Technology to help us flourish

Our conversation circled a question that’s been asked by thinkers for millennia: what is the role of technology in human flourishing?

I shared cognitive health research from my colleague Ian Marcus Corbin, which suggests that extreme social isolation scrambles our ability to understand reality, “melting our world”. I argued that deploying AI mentors to lonely, isolated individuals could lead to further declines in mental health and broader social trust issues for democracies. 

Nyborg has since pivoted Meeno's role from a personal mentor to a reflective tool. Yet, I remain concerned about the systemic pressures that might compromise her noble goals. 

Sam Pressler, a community builder and research affiliate at the Harvard Human Flourishing Program, has critiqued the misalignment of typical VC strategies with the genuine needs of community building. He notes the gulf in incentives between focusing on the customer discovery process, reducing friction, and promoting rapid growth, in contrast to the slow, engaged process required to nurture real community bonds.
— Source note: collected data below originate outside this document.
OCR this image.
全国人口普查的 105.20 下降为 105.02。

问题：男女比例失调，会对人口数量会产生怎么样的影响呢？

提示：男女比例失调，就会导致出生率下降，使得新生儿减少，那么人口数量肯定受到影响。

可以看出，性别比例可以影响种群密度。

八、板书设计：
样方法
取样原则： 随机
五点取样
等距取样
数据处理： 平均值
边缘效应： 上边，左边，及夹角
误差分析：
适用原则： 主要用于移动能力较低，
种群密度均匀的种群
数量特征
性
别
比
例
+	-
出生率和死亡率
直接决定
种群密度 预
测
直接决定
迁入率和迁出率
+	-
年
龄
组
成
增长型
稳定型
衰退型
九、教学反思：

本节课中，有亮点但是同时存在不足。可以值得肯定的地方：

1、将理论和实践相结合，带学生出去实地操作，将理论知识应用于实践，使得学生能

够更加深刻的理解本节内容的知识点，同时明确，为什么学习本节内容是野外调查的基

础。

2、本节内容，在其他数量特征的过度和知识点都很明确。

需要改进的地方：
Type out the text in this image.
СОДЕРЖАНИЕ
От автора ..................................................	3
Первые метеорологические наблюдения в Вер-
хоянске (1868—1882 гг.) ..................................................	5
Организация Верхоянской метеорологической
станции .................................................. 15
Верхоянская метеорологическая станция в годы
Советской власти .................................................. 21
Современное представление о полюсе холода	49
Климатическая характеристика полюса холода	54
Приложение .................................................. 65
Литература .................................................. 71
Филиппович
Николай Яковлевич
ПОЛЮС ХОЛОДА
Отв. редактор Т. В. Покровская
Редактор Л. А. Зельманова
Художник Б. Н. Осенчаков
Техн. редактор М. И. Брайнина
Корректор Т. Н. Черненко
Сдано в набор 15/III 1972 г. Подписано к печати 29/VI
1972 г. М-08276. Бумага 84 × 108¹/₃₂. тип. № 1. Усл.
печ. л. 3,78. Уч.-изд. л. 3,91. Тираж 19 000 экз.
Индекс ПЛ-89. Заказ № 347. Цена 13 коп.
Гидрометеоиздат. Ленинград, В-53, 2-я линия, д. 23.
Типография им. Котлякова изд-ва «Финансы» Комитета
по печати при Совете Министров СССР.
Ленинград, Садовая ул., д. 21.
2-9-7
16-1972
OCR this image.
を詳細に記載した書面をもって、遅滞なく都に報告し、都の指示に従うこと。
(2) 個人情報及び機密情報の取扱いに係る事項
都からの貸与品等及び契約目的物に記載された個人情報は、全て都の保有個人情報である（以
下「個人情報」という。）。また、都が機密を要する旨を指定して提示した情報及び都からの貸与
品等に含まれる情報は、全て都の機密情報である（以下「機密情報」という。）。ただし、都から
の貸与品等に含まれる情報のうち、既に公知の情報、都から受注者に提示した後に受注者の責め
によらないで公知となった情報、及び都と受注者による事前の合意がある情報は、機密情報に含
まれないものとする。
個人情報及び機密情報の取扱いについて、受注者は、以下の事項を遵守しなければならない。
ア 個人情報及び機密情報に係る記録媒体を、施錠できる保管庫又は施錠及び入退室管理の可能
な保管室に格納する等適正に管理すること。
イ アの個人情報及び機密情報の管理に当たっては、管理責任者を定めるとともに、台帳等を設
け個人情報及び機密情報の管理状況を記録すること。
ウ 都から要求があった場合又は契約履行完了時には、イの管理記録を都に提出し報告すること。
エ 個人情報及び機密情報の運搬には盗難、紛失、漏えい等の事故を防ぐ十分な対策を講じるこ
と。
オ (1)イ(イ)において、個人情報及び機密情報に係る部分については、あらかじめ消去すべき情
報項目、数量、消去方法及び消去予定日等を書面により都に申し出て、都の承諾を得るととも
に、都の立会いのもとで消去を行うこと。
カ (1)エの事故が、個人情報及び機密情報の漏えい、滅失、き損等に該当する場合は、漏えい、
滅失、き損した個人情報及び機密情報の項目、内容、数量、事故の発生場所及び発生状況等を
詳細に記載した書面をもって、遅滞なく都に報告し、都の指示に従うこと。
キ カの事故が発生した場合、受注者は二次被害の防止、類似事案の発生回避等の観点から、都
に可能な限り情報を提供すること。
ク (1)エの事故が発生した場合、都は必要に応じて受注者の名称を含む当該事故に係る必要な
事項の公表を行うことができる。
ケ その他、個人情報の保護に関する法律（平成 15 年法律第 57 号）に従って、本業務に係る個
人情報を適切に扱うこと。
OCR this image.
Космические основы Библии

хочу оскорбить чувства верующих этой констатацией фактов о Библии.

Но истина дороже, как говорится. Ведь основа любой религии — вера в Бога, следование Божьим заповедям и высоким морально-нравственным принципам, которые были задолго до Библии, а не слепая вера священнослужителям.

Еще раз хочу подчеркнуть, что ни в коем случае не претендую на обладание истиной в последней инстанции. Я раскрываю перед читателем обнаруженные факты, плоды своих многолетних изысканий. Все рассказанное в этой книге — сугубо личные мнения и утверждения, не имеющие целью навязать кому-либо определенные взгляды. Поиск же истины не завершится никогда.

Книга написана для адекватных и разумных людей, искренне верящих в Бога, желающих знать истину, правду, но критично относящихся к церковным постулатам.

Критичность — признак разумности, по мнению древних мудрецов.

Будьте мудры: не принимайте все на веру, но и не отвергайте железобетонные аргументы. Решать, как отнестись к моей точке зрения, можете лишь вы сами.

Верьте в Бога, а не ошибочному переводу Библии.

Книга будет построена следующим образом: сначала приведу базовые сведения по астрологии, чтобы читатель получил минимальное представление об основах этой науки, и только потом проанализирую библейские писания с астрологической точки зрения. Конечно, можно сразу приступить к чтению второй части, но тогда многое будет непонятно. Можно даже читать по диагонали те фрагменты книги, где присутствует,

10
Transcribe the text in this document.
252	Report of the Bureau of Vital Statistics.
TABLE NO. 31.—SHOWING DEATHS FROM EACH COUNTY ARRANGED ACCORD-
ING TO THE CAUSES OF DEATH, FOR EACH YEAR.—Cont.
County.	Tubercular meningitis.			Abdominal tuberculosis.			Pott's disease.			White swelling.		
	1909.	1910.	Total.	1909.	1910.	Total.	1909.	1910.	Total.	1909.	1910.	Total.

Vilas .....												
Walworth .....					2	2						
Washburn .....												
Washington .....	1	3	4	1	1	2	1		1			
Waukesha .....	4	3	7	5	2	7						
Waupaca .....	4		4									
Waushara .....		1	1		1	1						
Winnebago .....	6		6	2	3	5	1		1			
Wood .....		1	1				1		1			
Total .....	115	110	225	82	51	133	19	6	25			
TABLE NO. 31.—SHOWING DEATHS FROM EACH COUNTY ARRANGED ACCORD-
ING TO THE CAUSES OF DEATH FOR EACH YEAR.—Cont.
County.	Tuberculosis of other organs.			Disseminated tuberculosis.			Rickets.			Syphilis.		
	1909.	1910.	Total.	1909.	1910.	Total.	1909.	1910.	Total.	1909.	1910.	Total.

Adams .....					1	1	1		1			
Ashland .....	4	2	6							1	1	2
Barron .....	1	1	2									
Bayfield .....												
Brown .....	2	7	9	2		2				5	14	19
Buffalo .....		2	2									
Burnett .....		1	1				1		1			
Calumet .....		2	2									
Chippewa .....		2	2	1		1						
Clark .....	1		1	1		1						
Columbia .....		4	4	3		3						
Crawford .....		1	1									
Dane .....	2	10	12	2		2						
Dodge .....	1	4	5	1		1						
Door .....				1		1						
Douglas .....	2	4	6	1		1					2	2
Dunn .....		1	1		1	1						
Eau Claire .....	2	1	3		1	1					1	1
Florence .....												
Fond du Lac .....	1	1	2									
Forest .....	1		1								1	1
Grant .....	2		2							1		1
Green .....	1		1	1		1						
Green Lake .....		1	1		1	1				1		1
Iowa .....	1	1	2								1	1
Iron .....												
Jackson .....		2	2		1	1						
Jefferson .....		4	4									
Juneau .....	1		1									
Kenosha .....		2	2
VC firms’ “definition of success” is to achieve a 10x return on 5-10% of their investments by pushing startups towards rapid growth or failure, which increases their valuation for further investment rounds. This relentless pursuit of rapid growth can place founders with altruistic aims in precarious positions where human well-being no longer becomes the top priority. 

Advertisement

Redefining Success

But, in reality, the underlying problem isn’t rooted in the current VC model. The problem is above them. 

The most profitable VCs are winning a game designed by policymakers and measured by economists. In this game, the score is economic growth. 

Just like in the natural world, growth is vital. But the wrong kind of growth in the wrong places can be bad too. Cancer is a prime example: unhealthy cells growing at the expense of the body’s health.  

If we want technology to serve the human race and not merely the investors and founders behind rapidly growing products, we need a new way to diagnose healthy growth. We need new metrics. These should measure our society's health more comprehensively than the mere rise or fall of our gross domestic product".

The Harvard Human Flourishing Program’s research has identified ubiquitous elements of human flourishing — financial stability, mental and physical health, happiness and life satisfaction, virtuous character, close social relationships, and a sense of meaning and purpose in life.

We are currently working with two Oxford professors, economist Dennis Snower and finance professor Colin Mayer, to measure flourishing globally and use this data to evaluate the quality of national growth and the performance of businesses. The G20 is considering the use of these metrics to evaluate policy. 

I’m hopeful that transformation at this scale could change the game for VCs and technologists. 

Commercialising technologies that advance these flourishing outcomes will require a different kind of leadership and culture within corporations. This could include the use of existing standards like IEEE 7000 — a means of assessing technology development from an ethical standpoint —  and practical tools to help product designers incorporate human flourishing into the design and testing process. 

Fundamentally, we need to ask: "Do we really value our in-person relationships enough to prioritise them as a society?" I hope the answer is affirmative and collective action is imminent. 

I am glad Nyborg put a value on in-person human connection enough to meet me. Our time together in a real cafe breaking bread together sparked a new dialogue between researchers and technologies — proof that in-person connections are where the real magic happens.